Who then are the myth creators in our age? With whom are we being called to empathize?
If dollars and cents have any say in it, Hollywood. Valued at over $679 billion dollars, Hollywood is the most influential sector in the entertainment industry. In 2014, international box office revenues were at $26 billion. More than 1.2 billion tickets to movies were sold in 2014, more than theme parks and major sporting events combined. We gravitate toward movies.
But movies don't stop at the theater. I remember volunteering to feed the homeless in tent city in Los Angeles. Even though these poor souls couldn't feed themselves, they had tapped into the city's power grid to watch movies on small televisions.
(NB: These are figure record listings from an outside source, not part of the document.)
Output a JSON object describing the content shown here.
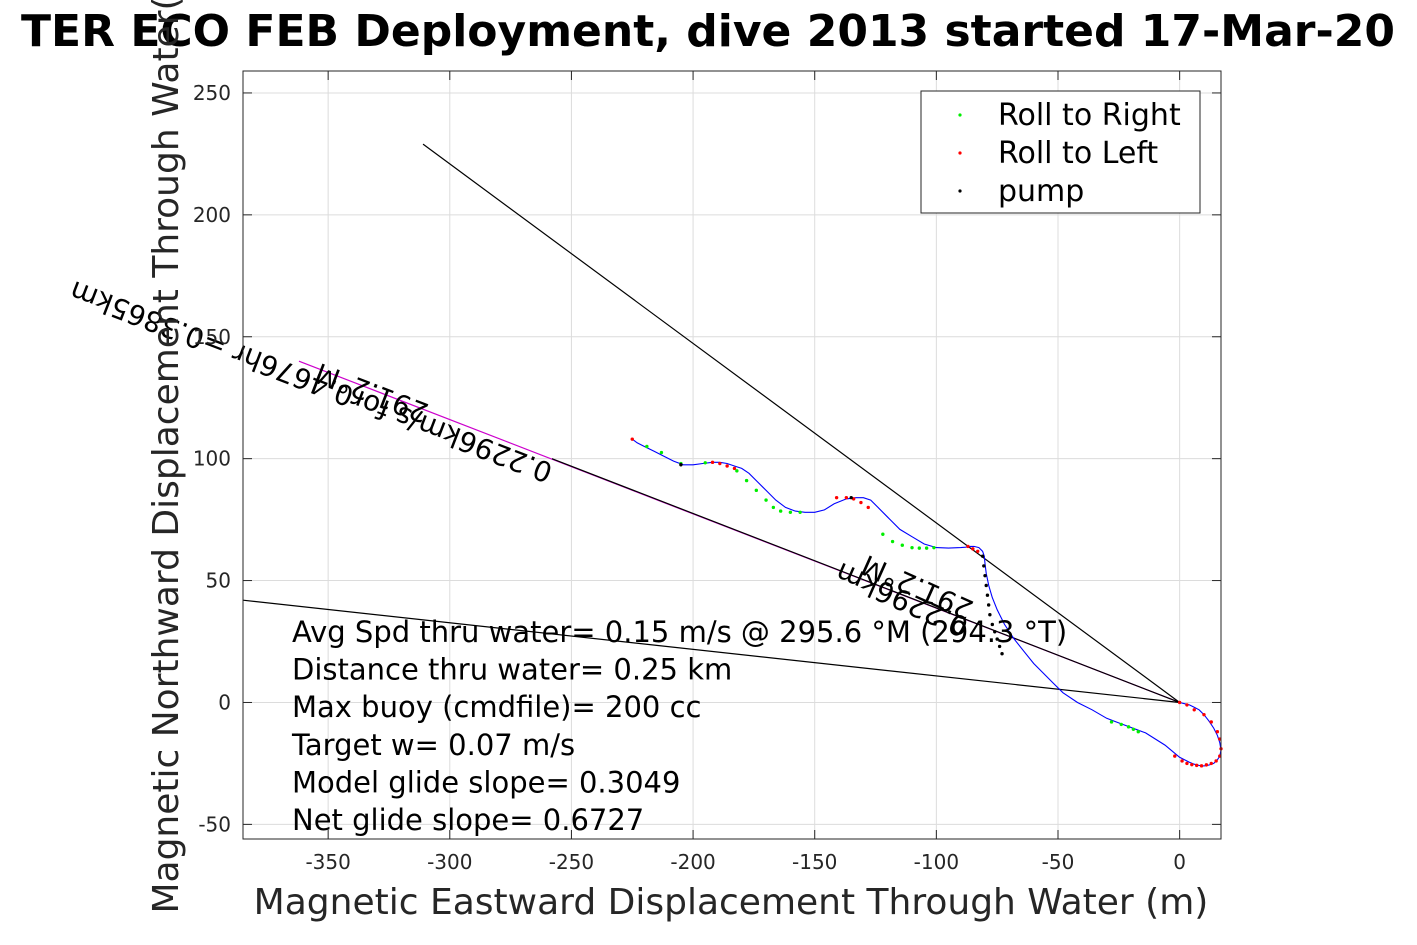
{
  "chart_data": {
    "type": "line",
    "title": "TER ECO FEB Deployment, dive 2013 started 17-Mar-20",
    "xlabel": "Magnetic Eastward Displacement Through Water (m)",
    "ylabel": "Magnetic Northward Displacement Through Water(",
    "xlim": [
      -385,
      17
    ],
    "ylim": [
      -56,
      259
    ],
    "x_ticks": [
      -350,
      -300,
      -250,
      -200,
      -150,
      -100,
      -50,
      0
    ],
    "y_ticks": [
      -50,
      0,
      50,
      100,
      150,
      200,
      250
    ],
    "grid": true,
    "legend_position": "top-right",
    "legend": [
      {
        "label": "Roll to Right",
        "color": "#00ee00"
      },
      {
        "label": "Roll to Left",
        "color": "#ff0000"
      },
      {
        "label": "pump",
        "color": "#000000"
      }
    ],
    "series": [
      {
        "name": "track",
        "color": "#0000ff",
        "x": [
          0,
          2,
          4,
          6,
          8,
          10,
          12,
          14,
          15.5,
          16.5,
          17,
          16.5,
          15.5,
          14,
          12,
          10,
          8,
          6,
          4,
          2,
          0,
          -3,
          -6,
          -10,
          -14,
          -18,
          -22,
          -26,
          -30,
          -36,
          -42,
          -48,
          -52,
          -56,
          -60,
          -64,
          -68,
          -72,
          -75,
          -77,
          -78.5,
          -79.5,
          -80,
          -80.3,
          -81,
          -82.5,
          -84.5,
          -86,
          -88,
          -90,
          -95,
          -100,
          -105,
          -110,
          -115,
          -120,
          -124,
          -127,
          -130,
          -133,
          -137,
          -142,
          -146,
          -150,
          -154,
          -158,
          -162,
          -166,
          -170,
          -174,
          -177,
          -180,
          -183,
          -186,
          -189,
          -192,
          -196,
          -200,
          -204,
          -208,
          -212,
          -216,
          -220,
          -223,
          -225
        ],
        "y": [
          0,
          -0.5,
          -1,
          -2,
          -3,
          -5,
          -7.5,
          -10.5,
          -13.5,
          -16.5,
          -19.5,
          -22,
          -23.5,
          -25,
          -25.7,
          -26,
          -25.8,
          -25.3,
          -24.5,
          -23.5,
          -22.5,
          -20,
          -17.5,
          -15,
          -12.5,
          -11,
          -9.5,
          -8,
          -6.5,
          -3,
          0,
          4,
          8,
          12,
          16,
          21,
          26,
          32,
          38,
          43,
          48,
          53,
          57,
          60,
          62,
          63.5,
          64,
          64,
          63.7,
          63.5,
          63.3,
          63.5,
          65,
          68,
          71,
          76,
          80,
          83,
          84,
          84,
          83.5,
          81.5,
          79,
          78,
          78,
          78.5,
          80,
          83,
          87,
          91,
          94,
          96,
          97,
          98,
          98.5,
          98.5,
          98,
          97.5,
          97.5,
          99,
          101,
          103,
          105,
          106.5,
          108
        ]
      }
    ],
    "markers": {
      "roll_right": {
        "color": "#00ee00",
        "x": [
          -219,
          -213,
          -205,
          -195,
          -182,
          -178,
          -174,
          -170,
          -167,
          -164,
          -160,
          -156,
          -122,
          -118,
          -114,
          -110,
          -107,
          -104,
          -101,
          -28,
          -24,
          -21,
          -19,
          -17
        ],
        "y": [
          105,
          102.5,
          98,
          98.3,
          95,
          91,
          87,
          83,
          80,
          78.5,
          78,
          78,
          69,
          66,
          64.5,
          63.5,
          63.3,
          63.3,
          63.5,
          -8,
          -9,
          -10,
          -11,
          -12
        ]
      },
      "roll_left": {
        "color": "#ff0000",
        "x": [
          -225,
          -192,
          -189,
          -186,
          -183,
          -141,
          -137,
          -134,
          -131,
          -128,
          -87,
          -85,
          -83,
          0,
          3,
          6,
          10,
          13,
          15.5,
          16.5,
          17,
          16.5,
          15,
          13,
          11,
          9,
          7,
          5,
          3,
          1,
          -2
        ],
        "y": [
          108,
          98.5,
          98,
          97,
          96,
          84,
          84,
          83.5,
          82,
          80,
          64,
          63,
          62,
          0,
          -1,
          -3,
          -5,
          -8,
          -12,
          -15,
          -19,
          -22,
          -24,
          -25,
          -25.6,
          -26,
          -25.8,
          -25.5,
          -25,
          -24,
          -22
        ]
      },
      "pump": {
        "color": "#000000",
        "x": [
          -205,
          -135,
          -81,
          -80.5,
          -80,
          -79.5,
          -79,
          -78.5,
          -78,
          -77,
          -76,
          -75,
          -74,
          -73
        ],
        "y": [
          97.5,
          84,
          60,
          56,
          52,
          48,
          44,
          40,
          36,
          32,
          29,
          26,
          23,
          20
        ]
      }
    },
    "reference_lines": [
      {
        "name": "heading-line",
        "color": "#cc00cc",
        "x": [
          -362,
          0
        ],
        "y": [
          140,
          0
        ]
      },
      {
        "name": "envelope-upper",
        "color": "#000000",
        "x": [
          -311,
          0
        ],
        "y": [
          229,
          0
        ]
      },
      {
        "name": "envelope-lower",
        "color": "#000000",
        "x": [
          -390,
          0
        ],
        "y": [
          42.5,
          0
        ]
      },
      {
        "name": "net-line",
        "color": "#000000",
        "x": [
          -258,
          0
        ],
        "y": [
          100,
          0
        ]
      }
    ],
    "rotated_labels": [
      {
        "text": "291.2°M",
        "x": -308,
        "y": 122,
        "angle": 201
      },
      {
        "text": "0.2296km/s for0.4676hr =0.3865km",
        "x": -257,
        "y": 97.5,
        "angle": 201
      },
      {
        "text": "291.2°M",
        "x": -84,
        "y": 41,
        "angle": 204
      },
      {
        "text": "0.2296km",
        "x": -86,
        "y": 34,
        "angle": 204
      }
    ],
    "annotations": [
      "Avg Spd thru water=  0.15 m/s @ 295.6 °M (294.3 °T)",
      "Distance thru water=  0.25 km",
      "Max buoy (cmdfile)= 200 cc",
      "Target w= 0.07 m/s",
      "Model glide slope= 0.3049",
      "Net glide slope= 0.6727"
    ]
  }
}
A quote from a 1930s theater critic that a mentor of mine often uses flashed through my mind: "Theatres are the new church of the masses where people sit huddled around listing to people in the light tell them what it means to be human."
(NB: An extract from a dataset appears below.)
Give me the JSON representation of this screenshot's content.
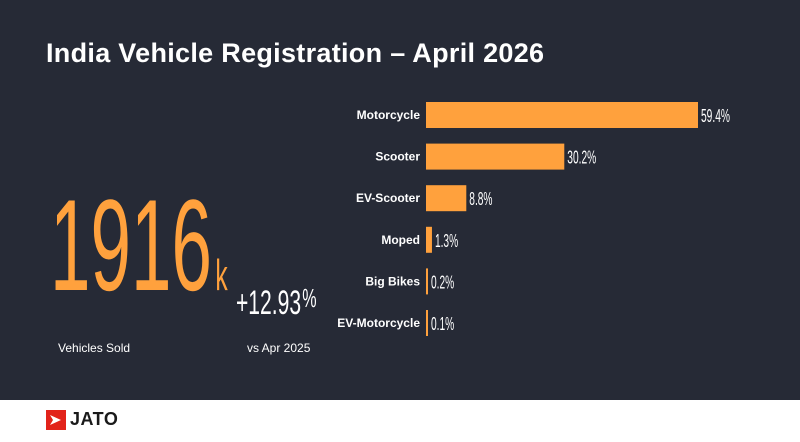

Around the world people are sitting in the dark of the theaters, caves, and tents as their neurons alight and they're being told what their humanity means. They're being led through ethical dilemmas. Their minds are being stimulated to feel empathy for people they've never met.
So who are the people that we're saying are "in the light"? Who are we letting decide what it means to be human?
Film studio heads are 97 percent white and 100 percent male and they are all squarely in the 1 percent. Granted, they're all humans with possibly diverse experiences, but truly there is absolutely no diversity in the leaders who are funding and distributing our myths and influencing our culture.
Despite the lack of diversity in studio heads and writers, nearly half of moviegoers are minorities. As for female screenwriters, we exist in a 4:1 ratio. Minorities and women are not the ones who are writing and distributing the histories.
Where are the intelligent, entertaining films that explore the depths of humanity and leave us aching to become better persons? Why do diverse people of faith, arguably the people in "the light," fall so far short when it comes to influencing the film industry?
To make a good film, one must take great risks.A screenwriter doesn't exist in a clear place of good and evil. Artists must embrace life's shades of gray. It's not just the protagonist with whom we must empathize. We must dive into the minds of the killers, the monsters, and truly emphasize with why they do their dark deeds. Artists are called not just to love the unlovable, but to become them.